The Justice Ministry launched an inquiry after Interior Minister Kamel Beldjoud suggested some of this year’s blazes were started deliberately, and authorities on Thursday announced four arrests of suspected arsonists.
But officials have also been accused of a lack of preparation, with few firefighting aircraft available despite record casualties in last year’s blazes and a cash windfall from gas exports with global energy prices soaring.
Authorities said they deployed more than 1,700 firefighters over Wednesday and Thursday.
The dead included more than 10 children and a similar number of firefighters, according to multiple sources including local journalists and the fire service.
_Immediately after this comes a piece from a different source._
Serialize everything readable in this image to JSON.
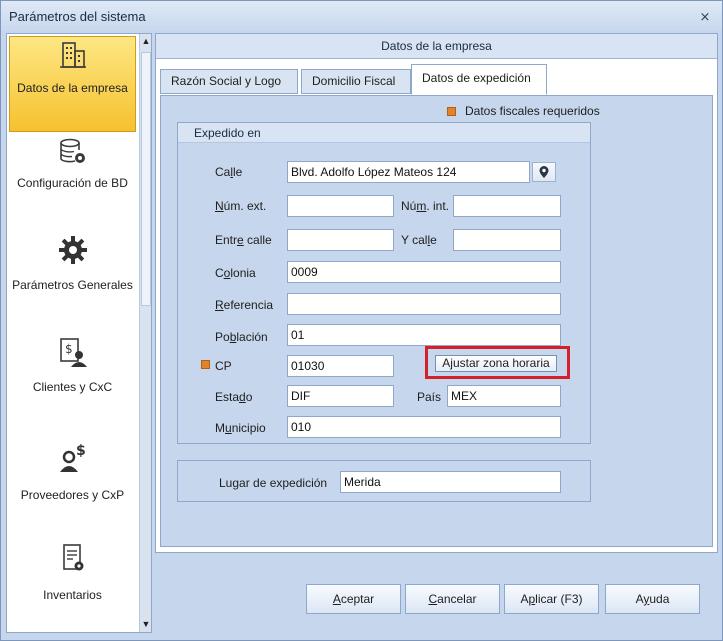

Most were in the El Tarf region near Algeria’s eastern border with Tunisia, an area which was sweltering earlier this week in 48 degree Celsius heat.
Algerians both at home and in the diaspora have mobilized to collect clothing, medicines and food to help those affected.
Late on Thursday, dozens of trucks carrying humanitarian aid from various cities arrived in El Tarf, regional authorities said.
European Union foreign policy chief Josep Borrell also offered support to Algerians “hard-hit by the terrible fires.”
Writing on Twitter, he said: “The EU stands by your side in these difficult times.”
Twelve people burned to death in their bus as they tried to escape when fire ripped through an animal park, a witness who asked not to be named said.
When “nobody came to help us, neither the fire service nor anyone else,” park staff assisted families with young children to escape as flames encroached on the area, Takeddine, a worker at the park, said.
Fires last year killed at least 90 people and seared 100,000 hectares of forest and farmland in the country’s north.
Experts have called for a major effort to bolster the firefighting capacity of Algeria, which has more than 4 million hectares of forest.
Algeria had agreed to buy seven firefighting aircraft from Spanish firm Plysa, but canceled the contract following a diplomatic row over the Western Sahara in late June, according to specialist website Mena Defense.
Spain, too, has this year battled hundreds of wildfires following punishing heat waves and long dry spells.
On Thursday, Algeria’s Prime Minister Aimene Benabderrahmane defended the government’s response.
He said his country had ordered four new firefighting aircraft but they would not be available until December.
The prime minister added that strong winds had exacerbated the fires and authorities deployed “all their means” to extinguish them.